Microsoft is set to retire the password autofill feature in its popular Authenticator app this week, marking a significant shift in how users manage their digital credentials. Starting August 1, 2025, passwords stored in the Authenticator app will no longer be accessible, and users will need to transition to alternative methods to keep their accounts secure.
The tech giant is steering users toward a new era of digital authentication by embracing passkeys, a cutting-edge security technology that experts hail as both simpler and safer than traditional passwords. This move comes amid a dramatic rise in cyberattacks targeting passwords, with Microsoft reporting an alarming 7,000 password attacks per second in 2024—more than double the rate from the previous year.
For years, Microsoft Authenticator has been a trusted tool for multi-factor authentication, providing one-time passwords, biometric logins, and password management all in one place. However, the company has decided to phase out the password management and autofill functions within the app, transferring those responsibilities to its Edge browser. This consolidation aims to offer users a more integrated and secure experience by combining password management with advanced security features like Defender SmartScreen, password monitoring, and AI-assisted protection.
Since June 2025, Microsoft users have been unable to add or import new passwords into the Authenticator app, and automatic data filling was disabled in July. Now, as the final step in this transition, stored passwords are being removed from the app entirely. Payment information saved in Authenticator will also be deleted, and any generated passwords that weren't explicitly saved will be lost. Users who want to retain their password data must export it before the August 1 deadline.
Microsoft has made it clear that passwords and address details will remain stored within users' Microsoft accounts and can be managed through the Edge browser. To continue accessing autofill data on mobile devices, users need to set Edge as their default autofill provider. On iOS, this involves navigating to Settings > General > Autofill & Passwords and enabling Edge, while Android users can go to Settings > General management > Passwords and autofill > Autofill service and select Edge. Desktop and laptop users can manage their passwords by opening Edge and going to Settings > Profiles > Passwords, where toggles for autofill and password saving are available.
The shift to passkeys represents a fundamental change in digital security. Unlike traditional passwords—often long, complex strings that users struggle to remember—passkeys rely on biometric data like fingerprints or facial recognition, digital patterns, or PINs. These passkeys are made up of two parts: one half is stored securely on the user's device or a compatible verification app like Authenticator, and the other half resides with the service or application the user wants to access. This split-key system acts like a digital key and padlock, ensuring that neither half alone can grant access, thereby greatly reducing the risk of hacking.
However, adopting passkeys requires some effort. Users must set up individual passkeys for each service that supports them. Over the past few months, many Authenticator users have been prompted through a guided setup experience to create these passkeys. For those who missed the prompt, setting up a new passkey is straightforward: open the Authenticator app, tap on the relevant account, select the "set up a passkey" option, and follow the instructions.
It’s important to note that while passkeys are gaining traction, not all websites and applications have adopted this technology yet. Many still rely on traditional passwords, making it essential for users to maintain access to their stored passwords during this transition period.
For users who prefer not to use Microsoft Edge for password management, Microsoft allows exporting passwords from Authenticator until August 1. This exported file can be imported into other password managers, including popular options like Google Password Manager and Apple’s iCloud Keychain. If users encounter difficulties during the import process, consulting the customer support of their chosen password manager is advisable.
One critical detail is that the Microsoft Authenticator app will continue to support passkeys as its primary function moving forward. Users who have set up passkeys linked to their Microsoft accounts must keep the Authenticator app active to maintain passkey functionality. Disabling the app would render passkeys unusable, effectively locking users out of their accounts that rely on this authentication method.

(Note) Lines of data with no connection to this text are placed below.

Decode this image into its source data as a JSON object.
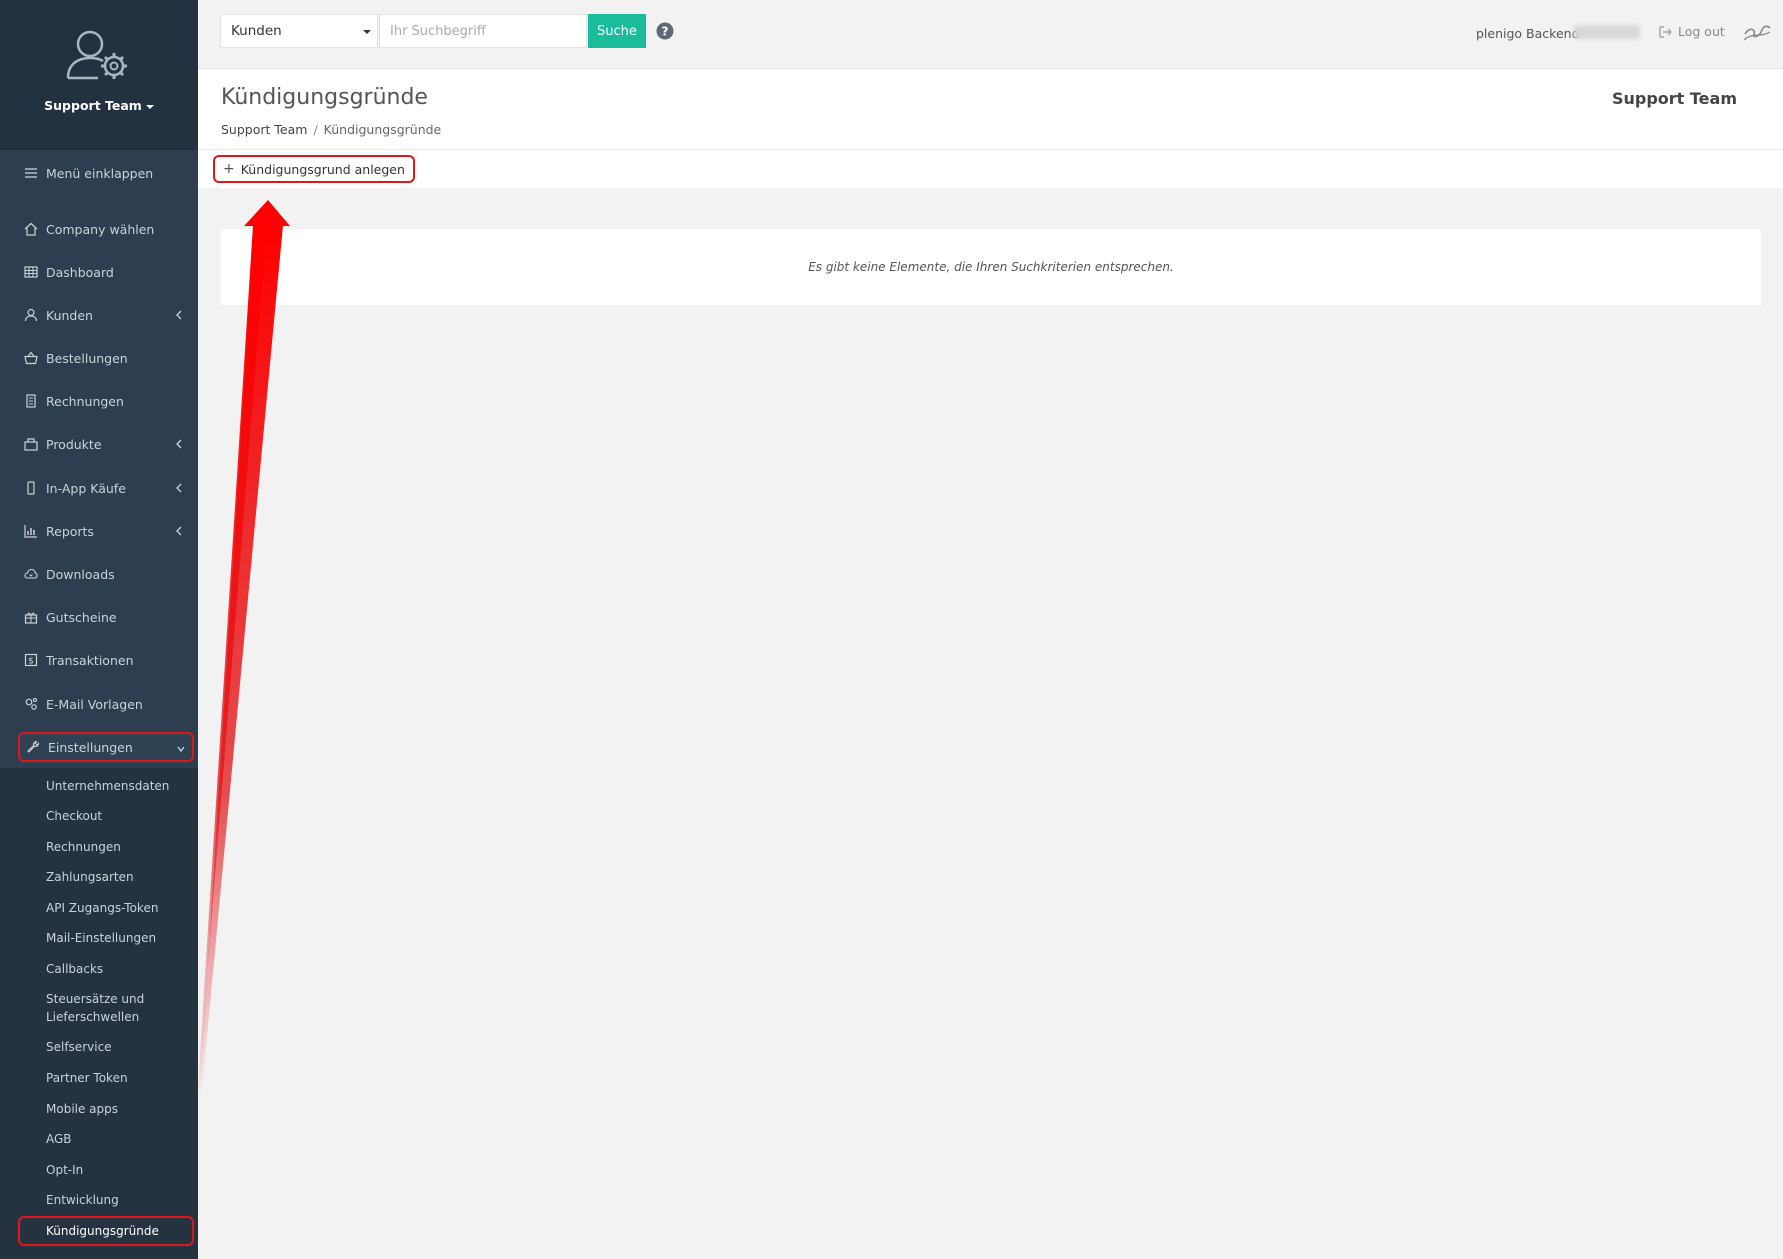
{
  "sidebar": {
    "team_name": "Support Team",
    "collapse_label": "Menü einklappen",
    "items": [
      {
        "label": "Company wählen",
        "icon": "home-icon"
      },
      {
        "label": "Dashboard",
        "icon": "grid-icon"
      },
      {
        "label": "Kunden",
        "icon": "user-icon"
      },
      {
        "label": "Bestellungen",
        "icon": "basket-icon"
      },
      {
        "label": "Rechnungen",
        "icon": "document-icon"
      },
      {
        "label": "Produkte",
        "icon": "products-icon"
      },
      {
        "label": "In-App Käufe",
        "icon": "mobile-icon"
      },
      {
        "label": "Reports",
        "icon": "bar-chart-icon"
      },
      {
        "label": "Downloads",
        "icon": "cloud-download-icon"
      },
      {
        "label": "Gutscheine",
        "icon": "gift-icon"
      },
      {
        "label": "Transaktionen",
        "icon": "dollar-icon"
      },
      {
        "label": "E-Mail Vorlagen",
        "icon": "cogs-icon"
      },
      {
        "label": "Einstellungen",
        "icon": "wrench-icon"
      }
    ],
    "submenu": [
      "Unternehmensdaten",
      "Checkout",
      "Rechnungen",
      "Zahlungsarten",
      "API Zugangs-Token",
      "Mail-Einstellungen",
      "Callbacks",
      "Steuersätze und Lieferschwellen",
      "Selfservice",
      "Partner Token",
      "Mobile apps",
      "AGB",
      "Opt-In",
      "Entwicklung",
      "Kündigungsgründe"
    ]
  },
  "topbar": {
    "search_scope": "Kunden",
    "search_placeholder": "Ihr Suchbegriff",
    "search_button": "Suche",
    "backend_label": "plenigo Backend",
    "logout_label": "Log out"
  },
  "page": {
    "title": "Kündigungsgründe",
    "breadcrumb_root": "Support Team",
    "breadcrumb_separator": "/",
    "breadcrumb_current": "Kündigungsgründe",
    "team_right": "Support Team",
    "add_button": "Kündigungsgrund anlegen",
    "empty_message": "Es gibt keine Elemente, die Ihren Suchkriterien entsprechen."
  },
  "colors": {
    "sidebar_bg": "#2c3e4f",
    "accent_green": "#1abc9c",
    "highlight_red": "#e0161a"
  }
}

Microsoft’s decision to end password autofill in Authenticator and pivot to passkeys reflects a broader industry trend toward more secure and user-friendly login methods. As cyber threats evolve, companies are increasingly recognizing that traditional passwords are vulnerable and cumbersome. Passkeys offer a promising alternative by leveraging biometrics and cryptographic security, removing the need for users to remember or manage complex passwords.
Still, the transition poses challenges. Users must be diligent in exporting their data, setting up passkeys, and adopting the Edge browser or another password manager to avoid losing access to their stored credentials. The coming days are crucial for Microsoft Authenticator users to adapt to these changes and secure their digital lives in this new authentication landscape.
Ultimately, this move could signal the beginning of the end for password-based security, ushering in a future where biometric and cryptographic methods become the norm. Microsoft’s push to centralize password management in Edge and promote passkeys is a bold step in that direction, emphasizing convenience without compromising security.